With the benefit of hindsight, Rajan said the RBI should probably not have agreed to forbearance, though without the tools to clean up, it is not clear what the banks would have done.

“Forbearance was a bet that growth would revive, and projects would come back on track. That it did not work out does not mean that it was not the right decision at the time it was initiated,” the former RBI Governor said in a note prepared at the request of Murli Manohar Joshi, Chairman of the Parliament Estimates Committee.

Also, the RBI should have initiated the new tools earlier, and pushed for a more rapid enactment of the Bankruptcy Code. If so, it could have started the asset quality review (AQR) process earlier.

“Finally, the RBI could have been more decisive in enforcing penalties on non-compliant banks. Fortunately, this culture of leniency has been changing in recent years. Hindsight, of course, is 20/20,” said Rajan, who is now the Katherine Dusak Miller Distinguished Service Professor of Finance at Chicago Booth.

Referring to bankers, promoters, or their backers in government sometimes turning around and accusing regulators of creating the bad loan problem, the professor underscored that “the truth is bankers, promoters, and circumstances create the bad loan problem.

“The regulator cannot substitute for the banker’s commercial decisions or micromanage them or even investigate them when they are being made. Instead, in most situations, the regulator can at best warn about poor lending practices when they are being undertaken, and demand banks hold adequate risk buffers.”

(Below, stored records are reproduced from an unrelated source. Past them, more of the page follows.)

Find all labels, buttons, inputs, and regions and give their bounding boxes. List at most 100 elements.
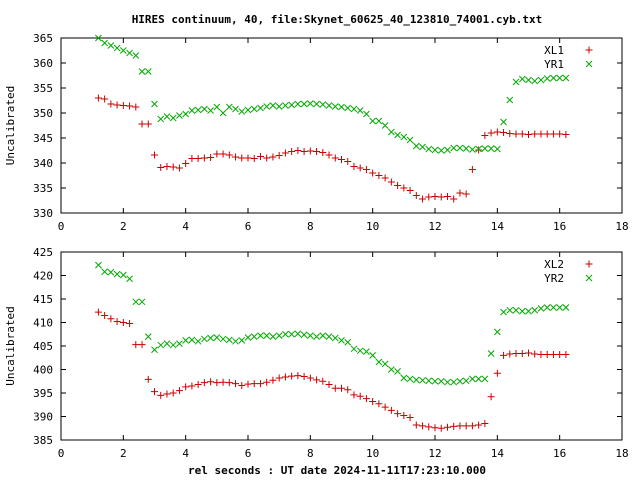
data-point <box>344 386 352 394</box>
data-point <box>194 381 202 389</box>
data-point <box>456 422 464 430</box>
data-point <box>306 332 314 340</box>
data-point <box>431 377 439 385</box>
x-tick-label: 2 <box>120 220 127 233</box>
data-point <box>163 113 171 120</box>
data-point <box>282 102 289 109</box>
data-point <box>151 388 158 396</box>
data-point <box>119 47 127 54</box>
data-point <box>412 421 420 429</box>
y-tick-label: 345 <box>33 132 53 145</box>
data-point <box>487 393 495 401</box>
x-tick-label: 18 <box>615 447 628 460</box>
data-point <box>356 107 364 114</box>
data-point <box>518 307 526 315</box>
data-point <box>481 375 489 383</box>
data-point <box>225 379 233 387</box>
data-point <box>313 148 321 155</box>
data-point <box>101 268 108 276</box>
data-point <box>419 422 427 430</box>
data-point <box>394 182 402 189</box>
data-point <box>113 101 121 109</box>
data-point <box>362 395 370 403</box>
data-point <box>201 335 208 343</box>
data-point <box>487 145 495 152</box>
data-point <box>132 103 140 111</box>
data-point <box>543 75 551 82</box>
x-tick-label: 16 <box>553 447 566 460</box>
data-point <box>232 105 239 113</box>
data-point <box>531 306 539 314</box>
data-point <box>350 391 358 399</box>
data-point <box>207 107 214 114</box>
data-point <box>468 166 476 173</box>
data-point <box>500 351 508 359</box>
data-point <box>556 130 564 138</box>
data-point <box>419 195 427 203</box>
data-point <box>550 74 557 82</box>
data-point <box>419 376 426 384</box>
data-point <box>425 423 433 431</box>
data-point <box>381 403 389 411</box>
data-point <box>525 349 532 357</box>
data-point <box>151 346 158 354</box>
data-point <box>95 34 102 42</box>
data-point <box>113 270 121 278</box>
data-point <box>250 380 258 388</box>
data-point <box>238 154 246 162</box>
data-point <box>219 378 227 386</box>
data-point <box>388 128 395 136</box>
data-point <box>294 330 302 338</box>
data-point <box>256 380 264 388</box>
data-point <box>338 337 345 344</box>
data-point <box>500 118 507 126</box>
data-point <box>481 132 489 139</box>
data-point <box>169 114 177 122</box>
data-point <box>475 146 483 154</box>
data-point <box>288 372 296 380</box>
data-point <box>313 376 321 384</box>
data-point <box>419 143 426 151</box>
data-point <box>119 319 127 326</box>
data-point <box>537 305 545 312</box>
data-point <box>182 110 190 118</box>
data-point <box>481 145 489 152</box>
data-point <box>119 271 127 279</box>
data-point <box>462 190 470 198</box>
data-point <box>275 374 283 382</box>
data-point <box>163 163 171 170</box>
y-tick-label: 365 <box>33 32 53 45</box>
data-point <box>512 350 520 358</box>
data-point <box>313 333 320 340</box>
data-point <box>437 377 445 385</box>
x-tick-label: 4 <box>182 220 189 233</box>
data-point <box>313 100 320 108</box>
data-point <box>363 348 370 355</box>
series-xl1 <box>94 94 570 203</box>
data-point <box>537 350 545 358</box>
y-tick-label: 335 <box>33 182 53 195</box>
x-tick-label: 2 <box>120 447 127 460</box>
data-point <box>288 101 295 109</box>
data-point <box>400 412 408 420</box>
data-point <box>94 308 102 316</box>
legend-marker <box>585 260 593 268</box>
data-point <box>493 145 501 153</box>
data-point <box>450 195 458 203</box>
data-point <box>188 336 196 344</box>
data-point <box>387 178 395 186</box>
data-point <box>331 103 339 110</box>
data-point <box>269 102 277 109</box>
legend-marker <box>585 46 593 54</box>
data-point <box>157 391 165 399</box>
data-point <box>107 315 115 323</box>
data-point <box>556 304 564 311</box>
data-point <box>462 377 470 385</box>
data-point <box>219 109 227 117</box>
data-point <box>388 366 395 373</box>
data-point <box>356 392 364 400</box>
x-tick-label: 6 <box>245 220 252 233</box>
data-point <box>163 340 171 348</box>
data-point <box>182 160 190 167</box>
data-point <box>338 384 345 392</box>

He observed that the RBI is primarily a referee, not a player in the process of commercial lending. Its nominees on bank boards have no commercial lending experience and can only try and make sure that processes are followed.

“They offer an illusion that the regulator is in control, which is why nearly every RBI Governor has asked the government for permission to withdraw them from bank boards,” explained Rajan.